The weeks after Kalamazoo have been an unrelenting (but very rewarding) blaze of travel, movement, and reorganization. However, with the relative peace and quiet of summer upon us, I’ve finally put some thoughts together on that four-day period that I have always regarded as more of an academic retreat than a hassle or a burden. At least after I’ve given my paper…

Speaking of giving papers, that reminds me of the recent debate over the value of conferences. But I’ll save those thoughts for the end of these ramblings.
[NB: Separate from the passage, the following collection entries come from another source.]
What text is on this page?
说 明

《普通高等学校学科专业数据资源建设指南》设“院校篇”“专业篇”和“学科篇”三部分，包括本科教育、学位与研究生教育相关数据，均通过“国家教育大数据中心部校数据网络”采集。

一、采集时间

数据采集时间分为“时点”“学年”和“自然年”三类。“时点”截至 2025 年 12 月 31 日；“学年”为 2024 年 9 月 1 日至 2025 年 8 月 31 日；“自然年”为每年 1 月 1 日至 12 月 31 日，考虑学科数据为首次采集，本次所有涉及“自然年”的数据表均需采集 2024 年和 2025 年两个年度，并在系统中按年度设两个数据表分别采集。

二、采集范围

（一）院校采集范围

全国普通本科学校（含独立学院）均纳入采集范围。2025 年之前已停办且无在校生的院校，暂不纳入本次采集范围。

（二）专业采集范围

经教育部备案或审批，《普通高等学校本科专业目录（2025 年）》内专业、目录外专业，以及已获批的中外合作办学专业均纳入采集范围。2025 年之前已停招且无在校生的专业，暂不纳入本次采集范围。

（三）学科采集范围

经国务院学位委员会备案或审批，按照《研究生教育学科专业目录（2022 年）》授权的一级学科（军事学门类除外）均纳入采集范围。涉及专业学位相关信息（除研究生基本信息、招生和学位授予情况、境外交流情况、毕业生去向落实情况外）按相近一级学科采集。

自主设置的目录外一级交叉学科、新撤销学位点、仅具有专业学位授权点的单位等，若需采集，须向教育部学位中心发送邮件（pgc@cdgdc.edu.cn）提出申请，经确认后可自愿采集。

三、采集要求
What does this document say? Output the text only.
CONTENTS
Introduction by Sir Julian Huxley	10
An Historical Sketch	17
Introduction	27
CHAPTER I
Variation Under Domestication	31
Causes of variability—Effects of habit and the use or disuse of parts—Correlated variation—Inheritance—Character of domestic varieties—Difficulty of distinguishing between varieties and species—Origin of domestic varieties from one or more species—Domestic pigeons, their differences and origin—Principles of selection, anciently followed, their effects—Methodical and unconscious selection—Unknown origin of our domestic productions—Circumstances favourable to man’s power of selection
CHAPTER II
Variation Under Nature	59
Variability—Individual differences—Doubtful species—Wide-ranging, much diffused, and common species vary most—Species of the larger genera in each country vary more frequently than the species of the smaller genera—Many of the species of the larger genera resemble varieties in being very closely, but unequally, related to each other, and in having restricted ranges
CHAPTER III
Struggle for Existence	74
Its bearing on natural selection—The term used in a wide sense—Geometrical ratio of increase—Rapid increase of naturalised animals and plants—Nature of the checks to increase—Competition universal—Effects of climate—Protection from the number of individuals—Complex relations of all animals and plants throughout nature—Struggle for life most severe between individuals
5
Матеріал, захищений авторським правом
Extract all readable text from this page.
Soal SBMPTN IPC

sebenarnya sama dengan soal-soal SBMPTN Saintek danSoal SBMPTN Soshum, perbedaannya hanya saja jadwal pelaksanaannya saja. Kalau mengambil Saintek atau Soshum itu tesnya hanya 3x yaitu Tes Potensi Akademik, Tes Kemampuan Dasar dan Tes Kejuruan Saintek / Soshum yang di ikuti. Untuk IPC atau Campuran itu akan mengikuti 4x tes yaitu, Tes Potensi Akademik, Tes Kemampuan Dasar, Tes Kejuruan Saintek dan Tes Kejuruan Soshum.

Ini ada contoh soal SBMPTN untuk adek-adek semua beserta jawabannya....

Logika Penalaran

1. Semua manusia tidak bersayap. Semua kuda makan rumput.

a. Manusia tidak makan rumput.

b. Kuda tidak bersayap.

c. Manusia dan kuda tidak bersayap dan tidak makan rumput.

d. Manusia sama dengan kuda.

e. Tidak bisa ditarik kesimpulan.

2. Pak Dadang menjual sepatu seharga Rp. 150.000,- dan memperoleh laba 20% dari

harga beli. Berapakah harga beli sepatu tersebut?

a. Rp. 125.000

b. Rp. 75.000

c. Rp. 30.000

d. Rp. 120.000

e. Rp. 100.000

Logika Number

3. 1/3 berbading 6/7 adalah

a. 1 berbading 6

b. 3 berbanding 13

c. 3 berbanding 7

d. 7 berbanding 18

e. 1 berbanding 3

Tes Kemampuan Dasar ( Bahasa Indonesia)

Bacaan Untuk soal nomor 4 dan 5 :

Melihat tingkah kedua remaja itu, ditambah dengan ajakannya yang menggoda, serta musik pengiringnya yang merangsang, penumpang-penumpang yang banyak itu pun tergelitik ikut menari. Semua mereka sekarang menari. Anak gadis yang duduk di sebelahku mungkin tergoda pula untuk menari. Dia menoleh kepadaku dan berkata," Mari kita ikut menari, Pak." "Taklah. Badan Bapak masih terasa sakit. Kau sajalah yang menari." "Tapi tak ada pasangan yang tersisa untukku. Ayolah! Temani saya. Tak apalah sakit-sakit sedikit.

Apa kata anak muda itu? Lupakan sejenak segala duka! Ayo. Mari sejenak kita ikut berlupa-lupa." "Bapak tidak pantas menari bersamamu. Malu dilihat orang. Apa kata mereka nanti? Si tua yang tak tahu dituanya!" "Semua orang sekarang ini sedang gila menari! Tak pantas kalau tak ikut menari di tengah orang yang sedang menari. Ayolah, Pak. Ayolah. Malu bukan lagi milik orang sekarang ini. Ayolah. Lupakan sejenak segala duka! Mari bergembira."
I basically spent the entirety of Thursday, May 14, in Bernhard 158, which is where the De Re Militari sessions were located. Starting with Session 31 at 10:00 a.m., there were four great papers on a wide variety of medieval military history topics. Jason Linn presented an interesting argument that Atilla’s campaign of 452 did not end due to logistical failure; Eduardo Fabbro gave an analysis of the late Roman and Lombard armies. John Hosler’s paper on the “Siege” of Acre laid out the big themes, the significance, and the relevance of what will be his next book. Mike Livingston’s presentation on Crécy was a reflection on the inaccuracy of casualty lists and mortuary accounts produced from the battle, drawn from his and Kelly DeVries’ forthcoming study.  Essentially, Mike’s argument was that a lot of the mistakes that we find in the mortuary lists come from the fact that the battle was incredibly brutal and bloody, and it simply wasn’t possible to identify people with 100% accuracy.